It’s a plus that Littlewood is not a member of the Conservative Party, any more than Davies is. But Littlewood is a LibDem and there is always the danger, when you listen to a Liberal Democrat say things to you that you agree with, that you are being told what you want to hear, even as others are simultaneously being told entirely opposite things that they want to hear. However, the Stephen Davies appointment tells me that all the talk from Mark Littlewood at that LA dinner about cultivating academics was more than mere talk, more than just a think tank politician telling us what we wanted to be told. This was made clear on the night, because Littlewood told us then that Stephen Davies was about to be appointed to his new academic outreach job, and a few days later this was, see above, duly confirmed. In short, I think Littlewood both thoroughly understands and meant what he said. Which means that there is now considerable reason to be optimistic about the future of the Institute of Economic Affairs. I for one am extremely pleased about this.
Mark was a LibDem. So serious is the IEA about its mission that its senior staff are expected to resign any party membership. It is a good thing they don’t frown on football partisanship, or they would never have been able to recruit him.
Seconded, Brian. Very encouraging all round.
Brain, Glad to read that you think the IEA is regaining influence and this makes you enthusiastic about the IEA. Thanks to A Singleton, I visited the IEA and met Blundell during a fellowship in the UK four years back and was greatly impressed. A gift from Blundell I value to date is the book on Anthony Fisher. Its my libertarian recruitment tool where I live. And many find it more palatable than Rand philosophy (my apologies).
“We need our people, as the late Chris Tame used to say over and over again, everywhere…”
It is the complaint, by people interested in liberty, on both sides of the Atlantic, that for at least half a century, academic institutions have been infiltrated by enemies of the Open Society and the ideas it depends on.
In those institutions, fifth columnists have been brainwashed and then sent out to run the country in capacities small and great.
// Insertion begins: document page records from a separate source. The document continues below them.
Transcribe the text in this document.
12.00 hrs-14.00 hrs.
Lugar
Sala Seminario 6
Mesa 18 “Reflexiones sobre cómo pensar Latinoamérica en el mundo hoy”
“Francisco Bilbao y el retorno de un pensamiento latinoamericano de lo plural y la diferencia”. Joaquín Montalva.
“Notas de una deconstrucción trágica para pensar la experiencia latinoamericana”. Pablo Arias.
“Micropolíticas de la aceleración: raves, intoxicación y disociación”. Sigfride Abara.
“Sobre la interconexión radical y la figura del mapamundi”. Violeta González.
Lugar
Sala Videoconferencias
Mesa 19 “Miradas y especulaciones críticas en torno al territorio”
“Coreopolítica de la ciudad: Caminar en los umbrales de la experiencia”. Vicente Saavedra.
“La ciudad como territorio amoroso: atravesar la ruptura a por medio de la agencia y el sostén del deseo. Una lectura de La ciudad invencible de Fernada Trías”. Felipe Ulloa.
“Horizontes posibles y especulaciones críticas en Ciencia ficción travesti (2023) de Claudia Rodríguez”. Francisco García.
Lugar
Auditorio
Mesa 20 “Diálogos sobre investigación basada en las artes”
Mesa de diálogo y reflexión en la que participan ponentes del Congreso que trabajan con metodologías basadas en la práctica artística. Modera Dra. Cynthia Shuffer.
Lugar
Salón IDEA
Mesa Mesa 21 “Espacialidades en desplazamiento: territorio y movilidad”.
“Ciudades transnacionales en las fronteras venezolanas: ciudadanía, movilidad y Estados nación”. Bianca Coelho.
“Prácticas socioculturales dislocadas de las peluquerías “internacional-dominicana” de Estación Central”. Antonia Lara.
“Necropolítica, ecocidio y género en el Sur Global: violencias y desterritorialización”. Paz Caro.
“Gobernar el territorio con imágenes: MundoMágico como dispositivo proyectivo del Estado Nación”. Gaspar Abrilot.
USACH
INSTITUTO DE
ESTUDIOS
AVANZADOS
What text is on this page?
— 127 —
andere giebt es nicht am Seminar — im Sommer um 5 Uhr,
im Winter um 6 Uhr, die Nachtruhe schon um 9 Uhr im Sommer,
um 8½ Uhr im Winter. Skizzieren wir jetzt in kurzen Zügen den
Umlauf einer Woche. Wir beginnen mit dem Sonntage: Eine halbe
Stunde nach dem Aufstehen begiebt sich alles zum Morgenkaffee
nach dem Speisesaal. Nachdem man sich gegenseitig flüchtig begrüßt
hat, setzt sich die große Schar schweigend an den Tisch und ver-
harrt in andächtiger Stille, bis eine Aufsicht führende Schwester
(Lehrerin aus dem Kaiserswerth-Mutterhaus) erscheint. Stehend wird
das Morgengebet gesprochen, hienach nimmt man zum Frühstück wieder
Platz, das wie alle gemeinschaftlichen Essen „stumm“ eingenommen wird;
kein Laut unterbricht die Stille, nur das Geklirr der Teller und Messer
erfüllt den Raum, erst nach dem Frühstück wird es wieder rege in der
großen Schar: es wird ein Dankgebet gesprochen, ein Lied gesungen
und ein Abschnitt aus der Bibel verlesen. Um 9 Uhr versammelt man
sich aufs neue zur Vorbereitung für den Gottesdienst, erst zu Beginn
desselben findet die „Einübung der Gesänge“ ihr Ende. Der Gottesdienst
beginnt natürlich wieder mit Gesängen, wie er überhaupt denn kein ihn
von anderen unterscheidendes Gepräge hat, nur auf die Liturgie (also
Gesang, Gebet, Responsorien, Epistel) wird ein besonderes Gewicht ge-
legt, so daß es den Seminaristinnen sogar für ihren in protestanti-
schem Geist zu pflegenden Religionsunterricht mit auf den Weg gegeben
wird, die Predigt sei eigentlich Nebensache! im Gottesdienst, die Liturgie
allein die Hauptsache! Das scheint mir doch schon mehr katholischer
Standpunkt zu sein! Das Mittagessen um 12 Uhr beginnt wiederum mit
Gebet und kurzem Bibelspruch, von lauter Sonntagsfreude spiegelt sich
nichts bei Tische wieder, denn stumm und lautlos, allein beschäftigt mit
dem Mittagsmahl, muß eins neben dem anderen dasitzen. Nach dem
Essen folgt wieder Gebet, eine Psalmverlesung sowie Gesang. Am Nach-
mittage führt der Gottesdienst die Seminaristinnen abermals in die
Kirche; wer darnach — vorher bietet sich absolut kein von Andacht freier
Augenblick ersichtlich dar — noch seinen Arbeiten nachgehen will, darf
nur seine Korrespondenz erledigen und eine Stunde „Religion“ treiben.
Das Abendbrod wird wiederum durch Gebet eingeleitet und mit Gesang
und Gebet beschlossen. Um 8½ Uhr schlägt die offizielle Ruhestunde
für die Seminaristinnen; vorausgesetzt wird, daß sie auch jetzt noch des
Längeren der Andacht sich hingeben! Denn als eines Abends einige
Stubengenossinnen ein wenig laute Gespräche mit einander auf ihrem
In particular, much of the teaching profession is now on the side of the enemy.
Not even their fault in many cases – it is a matter of being exposed to the dominant ideas of the places where they are educated – ideas which slip plausibly into the brain, and out onto the tongue or the pen with ease.
At root, we are the victims of trahison des clercs. It makes me angry because my taxes pay for these people.
And so, good luck to the project. I am no intellectual, but appreciate that those who are should be on our side.
Littlewood is doing well on the Social Media / Facebook / Twitter side of things too. He’s not doing it in an ostentatious way, but just wading in and getting stuck into the argument, which is good to see. (He is mark.littlewood1 on Facebook and MarkJLittlewood on Twitter, for people who are interested).
Brian, thanks that was interesting.
“We need out people everywhere” – indeed. I’m currently reading The Gothic Enterprise. There is an interesting section in this about the development of the church’s regulation of the process of canonization and how the increasing regulation lead to an increase in the cost of becoming a saint as well as a change in the type of people who became saints; there did not seem to be any evidence that saints became any holier as a result (although to be fair mad stuff like this was happening, something that the regulations sought to stop). More generally I think a comparison with the medieval church and the modern state would be quite interesting.
I suspect Mark will reinvigorate the IEA for the 21st Century. Wait and see.
I think Mark is exactly what the IEA needed… i.e. a firm kick in the squishy bits. I have a lot of time for the guy.
Antoine Clarke left me a message to read a wonderful article by Mr Littlewood – but I was in a hurry to get to Ulster (where I now am) so I will have to find out what article I was supposed to read.
I will judge the IEA by what it does.